Инсулин повышает реабсорбцию натрия в проксимальных канальцах почек, что приводит к гиперволемии и повышению содержания натрия и кальция в стенках сосудов, вызывая их спазм и повышение общего периферического сосудистого сопротивления (ОПСС).
- Инсулин повышает активность симпатической нервной системы (СНС), тем самым увеличивая сердечный выброс, а на уровне сосудов вызывает их спазм и повышение ОПСС.
- Инсулин как митогенный фактор усиливает пролиферация гладкомышечных клеток сосудов, сужая их просвет и еще более повышая ОПСС.
- Повышенное ОПСС приводит к снижению почечного кровотока, что вызывает активацию ренин-ангиотензин-альдостероновой системы (РААС) и формирование АГ.
Дислипидемия, так же как и другие последствия ожирения, чаще встречается при центральном типе ожирения. Именно этот тип ожирения обычно связан с высоким уровнем триглицеридов. Этот тип ожирения характеризуется увеличением содержания свободных жирных кислот (СЖК) в крови, которые, в избытке поступая в печень, приводят к усилению синтеза ТГ и липопротеидов очень низкой плотности (ЛПОНП). Для дислипидемии при МС характерно увеличение уровня ТГ, общего ХС, ЛПНП, и снижения ЛПВП [8]. Именно этому типу дислипидемии в последнее время придают большое значение в связи с повышенным риском сердечно-сосудистых осложнений. В 2–4 раза повышается риск развития ИБС и в 6–10 раз – острого инфаркта миокарда по сравнению с общей популяцией.
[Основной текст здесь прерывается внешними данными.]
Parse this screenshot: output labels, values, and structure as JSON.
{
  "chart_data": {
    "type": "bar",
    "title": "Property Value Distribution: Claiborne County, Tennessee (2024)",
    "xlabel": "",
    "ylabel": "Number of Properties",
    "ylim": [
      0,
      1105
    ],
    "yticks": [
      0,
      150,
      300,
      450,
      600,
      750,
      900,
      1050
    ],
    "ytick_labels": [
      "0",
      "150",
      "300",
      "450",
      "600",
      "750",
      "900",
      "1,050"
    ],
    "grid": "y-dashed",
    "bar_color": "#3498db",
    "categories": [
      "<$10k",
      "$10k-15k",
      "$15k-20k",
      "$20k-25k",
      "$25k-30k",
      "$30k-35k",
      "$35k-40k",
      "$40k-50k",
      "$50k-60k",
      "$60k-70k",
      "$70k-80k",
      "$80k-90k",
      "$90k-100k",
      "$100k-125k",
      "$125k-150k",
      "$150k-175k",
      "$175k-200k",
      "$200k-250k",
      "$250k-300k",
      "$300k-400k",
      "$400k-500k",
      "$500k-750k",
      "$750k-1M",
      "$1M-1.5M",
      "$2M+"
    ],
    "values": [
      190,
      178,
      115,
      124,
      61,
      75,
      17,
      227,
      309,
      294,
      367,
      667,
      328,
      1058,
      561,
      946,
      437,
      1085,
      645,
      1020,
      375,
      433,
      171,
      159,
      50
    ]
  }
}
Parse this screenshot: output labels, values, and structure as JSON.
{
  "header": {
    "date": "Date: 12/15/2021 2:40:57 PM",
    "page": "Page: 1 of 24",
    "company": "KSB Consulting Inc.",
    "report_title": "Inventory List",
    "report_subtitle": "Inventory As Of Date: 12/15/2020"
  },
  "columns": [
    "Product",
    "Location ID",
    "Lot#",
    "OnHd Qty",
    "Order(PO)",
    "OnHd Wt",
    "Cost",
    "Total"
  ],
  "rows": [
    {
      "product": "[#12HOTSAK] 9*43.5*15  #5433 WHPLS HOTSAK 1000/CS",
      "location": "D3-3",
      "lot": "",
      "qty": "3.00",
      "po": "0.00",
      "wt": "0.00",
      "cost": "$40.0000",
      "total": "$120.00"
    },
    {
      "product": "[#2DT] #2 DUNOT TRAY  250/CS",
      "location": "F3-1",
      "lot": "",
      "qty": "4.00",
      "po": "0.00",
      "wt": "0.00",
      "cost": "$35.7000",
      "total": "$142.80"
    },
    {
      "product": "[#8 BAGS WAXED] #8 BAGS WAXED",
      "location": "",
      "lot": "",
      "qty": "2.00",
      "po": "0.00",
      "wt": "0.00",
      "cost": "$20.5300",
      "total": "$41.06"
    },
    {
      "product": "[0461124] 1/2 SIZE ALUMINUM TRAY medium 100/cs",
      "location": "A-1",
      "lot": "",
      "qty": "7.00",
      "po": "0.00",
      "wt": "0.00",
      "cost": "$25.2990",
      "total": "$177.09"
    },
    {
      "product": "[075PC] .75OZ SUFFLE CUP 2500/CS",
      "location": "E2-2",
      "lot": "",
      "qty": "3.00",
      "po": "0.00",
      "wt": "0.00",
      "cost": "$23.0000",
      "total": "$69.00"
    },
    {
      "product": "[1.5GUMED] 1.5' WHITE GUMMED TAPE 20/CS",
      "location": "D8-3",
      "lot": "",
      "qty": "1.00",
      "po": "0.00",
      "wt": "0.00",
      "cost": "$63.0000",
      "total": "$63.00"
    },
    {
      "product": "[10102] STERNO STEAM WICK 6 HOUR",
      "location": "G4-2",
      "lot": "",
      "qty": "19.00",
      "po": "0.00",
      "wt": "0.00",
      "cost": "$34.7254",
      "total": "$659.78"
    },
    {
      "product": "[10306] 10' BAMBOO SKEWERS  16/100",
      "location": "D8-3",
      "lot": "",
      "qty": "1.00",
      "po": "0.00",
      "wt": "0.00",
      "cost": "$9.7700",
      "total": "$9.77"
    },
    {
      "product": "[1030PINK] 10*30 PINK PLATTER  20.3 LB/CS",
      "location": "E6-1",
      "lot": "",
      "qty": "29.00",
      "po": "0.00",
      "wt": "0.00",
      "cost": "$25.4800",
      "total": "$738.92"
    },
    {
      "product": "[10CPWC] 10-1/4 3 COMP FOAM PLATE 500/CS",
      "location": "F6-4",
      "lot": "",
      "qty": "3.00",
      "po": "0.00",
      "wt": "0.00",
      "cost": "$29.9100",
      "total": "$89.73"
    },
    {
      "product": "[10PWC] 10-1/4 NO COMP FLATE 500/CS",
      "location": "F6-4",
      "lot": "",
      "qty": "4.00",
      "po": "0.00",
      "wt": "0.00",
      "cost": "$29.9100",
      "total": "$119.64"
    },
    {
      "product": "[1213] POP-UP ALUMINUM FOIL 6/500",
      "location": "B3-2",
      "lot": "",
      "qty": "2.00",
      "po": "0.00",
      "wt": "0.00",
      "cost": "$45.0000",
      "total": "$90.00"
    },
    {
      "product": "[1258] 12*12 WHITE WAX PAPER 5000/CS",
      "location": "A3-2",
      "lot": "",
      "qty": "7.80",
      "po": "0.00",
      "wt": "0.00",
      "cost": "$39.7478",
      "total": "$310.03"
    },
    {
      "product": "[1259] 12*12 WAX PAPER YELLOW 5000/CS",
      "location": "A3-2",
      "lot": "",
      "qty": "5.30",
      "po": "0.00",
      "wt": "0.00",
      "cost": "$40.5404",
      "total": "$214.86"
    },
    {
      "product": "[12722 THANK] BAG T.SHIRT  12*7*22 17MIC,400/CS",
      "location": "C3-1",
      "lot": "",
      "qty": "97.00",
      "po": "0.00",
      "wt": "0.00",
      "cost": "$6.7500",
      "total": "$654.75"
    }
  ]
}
У больных МС выявляется повышенная склонность к тромбообразованию [9]. Обусловлено это увеличением содержания фибриногена и повышением активности ингибитора тканевого плазминогена (PAI-1), синтезируемого в основном адипоцитами висцеральной жировой ткани, который ингибирует тканевой активатор плазминогена, что приводит к замедлению расщепления фибрина [10].
Нарушение гемореологических свойств крови в сочетании с гиперлипидемией способствует тромбообразованию и нарушению в микроциркуляции жизненно важных органов. Этим обусловлено наиболее раннее и тяжелое поражение органов-мишеней АГ по сравнению с больными АГ без МС. Ожирение у лиц, страдающих АГ, в 7 раз чаще приводит к развитию острого нарушения мозгового кровообращения (ОНМК) по сравнению с общей популяцией [11]. Поражение сосудов микроциркуляторного русла почек влечет за собой снижение функции почек, формирование нефропатии с исходом в почечную недостаточность и усугубление тяжести АГ.
Выделение МС имеет большое клиническое значение, поскольку, с одной стороны, это состояние является еще обратимым при адекватном лечении, с другой – лежит в основе патогенеза таких грозных заболеваний, как АГ, СД типа 2, атеросклероз [12]. А эти заболевания являются основными причинами развития сердечно-сосудистых осложнений и повышенной смертности.